We were at a crossroad.  We were already running out of skin on my scalp.  Open wounds covered my head.  More work was needed.

If we were going to surrender to cancer, this would be the time.  Chasing down the disease seemed a daunting task.  Going out in public would soon be impossible.  Every new operation was creating a new hole.  And it required cutting out another section of what had already been done.  The sheer number of surgeries was taking its toll.  The anesthesia, the cutting, the bleeding, and the healing.  Glacier-like.  The grafts.  The mess.  The possibility of infection.  Should we just stop?  Now?

My Kathleen and I, and, eventually Dr. Harrington, all talked.  He thought we should continue.  He had a plan.  He would totally undo all of the previous work.  Open everything again.  Create one massive wound.  He would then remove the cancer, seal up the entire area with one large bandage. The type of bandage was Integra, a newer technology, and it would provide a base layer to allow real skin to form on top of it.  I was to become, without super powers, a new six million dollar man.  I would be nothing but a giant skin graft.  Just my head, mind you.
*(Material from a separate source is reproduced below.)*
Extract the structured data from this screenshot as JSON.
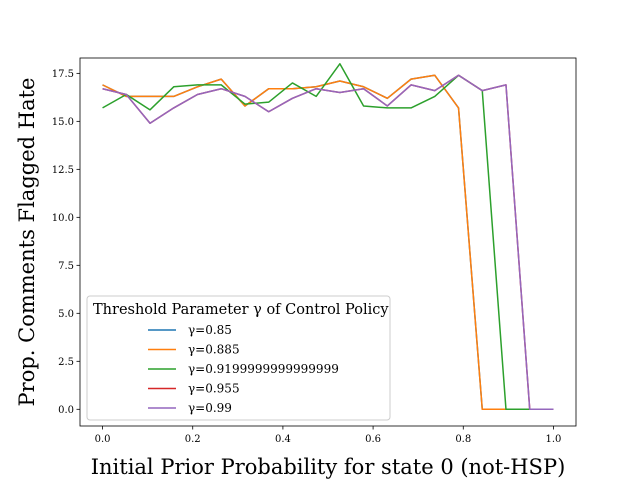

We were becoming drained from the struggle and the lack of success.  Our lives had been centered around hospitals.  And visit after visit.  We had already tip toed near death.  Several times.  My clinical trial had given me hope, and topical cancers were not impressed.  Those cancers wanted their share.  We were not going to get out of the woods so easily.

More, obviously, to come.  Today, I took Kath to school, and then drove to Moffitt, to discuss further work, with Dr. Harrington.  I will update you next week, after I have a chance to talk to my bride.

She continues to struggle with he auto-immune issues.  We are waiting on approval of a new drug, which will give her pain relief and, perhaps an end to her skin irritation.


Looking forward to taking to you again.

Always wonderful to hear from you.  I need you in my life.